Principaux renseignements
- Une grave sécheresse oblige le canal de Panama à réduire le nombre quotidien de transits de navires.
- El Niño perturbe le commerce mondial en asséchant des réservoirs d’eau essentiels.
- Des compagnies maritimes désespérées dépensent des millions lors d’enchères pour éviter de longs retards.

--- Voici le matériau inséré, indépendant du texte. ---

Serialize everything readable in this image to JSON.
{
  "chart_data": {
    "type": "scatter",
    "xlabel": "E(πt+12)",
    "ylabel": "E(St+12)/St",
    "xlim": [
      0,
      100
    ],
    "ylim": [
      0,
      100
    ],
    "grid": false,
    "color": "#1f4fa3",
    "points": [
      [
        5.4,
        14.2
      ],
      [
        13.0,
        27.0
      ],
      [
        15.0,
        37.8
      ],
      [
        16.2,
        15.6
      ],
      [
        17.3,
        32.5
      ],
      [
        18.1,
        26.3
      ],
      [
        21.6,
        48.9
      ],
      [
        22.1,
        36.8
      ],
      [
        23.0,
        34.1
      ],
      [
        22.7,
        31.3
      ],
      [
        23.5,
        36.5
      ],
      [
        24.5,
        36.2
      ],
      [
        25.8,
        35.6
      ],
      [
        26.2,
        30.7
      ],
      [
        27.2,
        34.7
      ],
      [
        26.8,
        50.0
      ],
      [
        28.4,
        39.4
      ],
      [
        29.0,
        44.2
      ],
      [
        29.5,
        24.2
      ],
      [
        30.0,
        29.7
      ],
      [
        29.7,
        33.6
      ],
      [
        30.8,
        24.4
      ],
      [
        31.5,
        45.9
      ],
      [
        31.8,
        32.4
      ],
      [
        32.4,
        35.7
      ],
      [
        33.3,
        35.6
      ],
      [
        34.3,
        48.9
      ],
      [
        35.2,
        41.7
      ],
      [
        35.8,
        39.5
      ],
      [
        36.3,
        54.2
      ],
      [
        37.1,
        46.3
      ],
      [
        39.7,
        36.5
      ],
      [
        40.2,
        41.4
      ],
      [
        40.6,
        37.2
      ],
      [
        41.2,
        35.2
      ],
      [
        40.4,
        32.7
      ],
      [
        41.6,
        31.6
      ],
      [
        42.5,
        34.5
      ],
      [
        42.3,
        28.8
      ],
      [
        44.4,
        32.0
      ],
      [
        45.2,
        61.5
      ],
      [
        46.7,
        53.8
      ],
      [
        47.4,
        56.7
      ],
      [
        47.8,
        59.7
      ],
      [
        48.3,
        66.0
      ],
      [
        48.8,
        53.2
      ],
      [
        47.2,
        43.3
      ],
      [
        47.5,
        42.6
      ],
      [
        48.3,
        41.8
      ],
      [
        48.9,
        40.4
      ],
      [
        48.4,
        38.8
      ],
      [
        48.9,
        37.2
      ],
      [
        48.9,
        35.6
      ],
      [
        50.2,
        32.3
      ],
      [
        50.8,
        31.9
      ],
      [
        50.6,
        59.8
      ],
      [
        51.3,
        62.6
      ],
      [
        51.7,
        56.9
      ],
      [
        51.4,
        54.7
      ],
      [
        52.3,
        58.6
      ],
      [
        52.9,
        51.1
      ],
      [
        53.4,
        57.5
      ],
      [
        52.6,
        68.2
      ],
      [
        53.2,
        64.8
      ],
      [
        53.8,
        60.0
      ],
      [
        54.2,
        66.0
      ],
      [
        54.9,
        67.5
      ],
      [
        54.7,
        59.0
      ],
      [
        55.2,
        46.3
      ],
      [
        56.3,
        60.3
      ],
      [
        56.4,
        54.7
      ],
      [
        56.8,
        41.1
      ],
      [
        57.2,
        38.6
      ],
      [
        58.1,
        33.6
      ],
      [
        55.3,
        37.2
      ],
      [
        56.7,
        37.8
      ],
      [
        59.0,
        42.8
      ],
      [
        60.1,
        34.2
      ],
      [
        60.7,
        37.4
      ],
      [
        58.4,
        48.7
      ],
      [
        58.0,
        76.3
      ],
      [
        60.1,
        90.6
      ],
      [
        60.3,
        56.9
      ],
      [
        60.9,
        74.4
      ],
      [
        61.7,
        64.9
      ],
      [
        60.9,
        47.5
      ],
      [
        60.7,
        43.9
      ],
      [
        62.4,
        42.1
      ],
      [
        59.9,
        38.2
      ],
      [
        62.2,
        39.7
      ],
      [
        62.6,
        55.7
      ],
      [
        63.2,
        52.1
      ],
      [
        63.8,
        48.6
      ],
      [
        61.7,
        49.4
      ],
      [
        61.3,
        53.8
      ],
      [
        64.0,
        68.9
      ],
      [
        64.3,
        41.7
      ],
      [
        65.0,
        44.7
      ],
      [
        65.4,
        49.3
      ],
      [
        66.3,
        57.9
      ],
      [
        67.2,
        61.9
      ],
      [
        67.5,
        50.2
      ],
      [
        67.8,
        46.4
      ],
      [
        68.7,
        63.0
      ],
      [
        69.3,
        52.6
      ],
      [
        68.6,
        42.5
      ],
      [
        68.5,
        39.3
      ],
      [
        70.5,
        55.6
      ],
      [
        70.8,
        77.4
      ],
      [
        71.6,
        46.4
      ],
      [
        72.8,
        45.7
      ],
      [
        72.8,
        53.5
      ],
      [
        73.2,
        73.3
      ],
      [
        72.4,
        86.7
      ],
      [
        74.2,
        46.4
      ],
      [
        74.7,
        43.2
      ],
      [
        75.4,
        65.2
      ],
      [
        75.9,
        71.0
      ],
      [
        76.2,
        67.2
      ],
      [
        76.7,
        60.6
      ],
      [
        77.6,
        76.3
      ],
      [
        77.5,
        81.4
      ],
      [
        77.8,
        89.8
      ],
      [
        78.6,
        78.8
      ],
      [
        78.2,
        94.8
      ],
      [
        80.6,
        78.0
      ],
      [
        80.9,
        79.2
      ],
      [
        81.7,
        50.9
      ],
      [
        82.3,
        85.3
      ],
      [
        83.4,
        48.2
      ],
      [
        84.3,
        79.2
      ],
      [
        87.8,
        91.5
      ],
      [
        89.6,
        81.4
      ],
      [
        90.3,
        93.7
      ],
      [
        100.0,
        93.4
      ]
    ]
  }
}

En raison d’une grave sécheresse provoquée par le phénomène climatique El Niño, l’Autorité du canal de Panama met en place une réduction progressive du nombre quotidien de transits de navires. À compter du 3 septembre, la limite du nombre de navires autorisés à emprunter la voie navigable passera de 36 à 34, puis à 32 à partir du 15 septembre. Ces mesures sont nécessaires car les lacs artificiels qui alimentent le canal affichent des niveaux d’eau dangereusement bas.
L’impact d’El Niño
La région est actuellement confrontée à un manque important de précipitations, les chutes de pluie entre mai et août ayant chuté de 34 pour cent par rapport aux niveaux habituels. El Niño, qui réchauffe la surface du Pacifique équatorial et perturbe les régimes météorologiques mondiaux, serait l’un des plus intenses jamais enregistrés cette année.
Afin de garantir la viabilité à long terme de la voie navigable, les autorités ont déjà limité la profondeur maximale autorisée pour les grands navires et ont averti que des restrictions supplémentaires pourraient être imposées si les précipitations ne reprenaient pas.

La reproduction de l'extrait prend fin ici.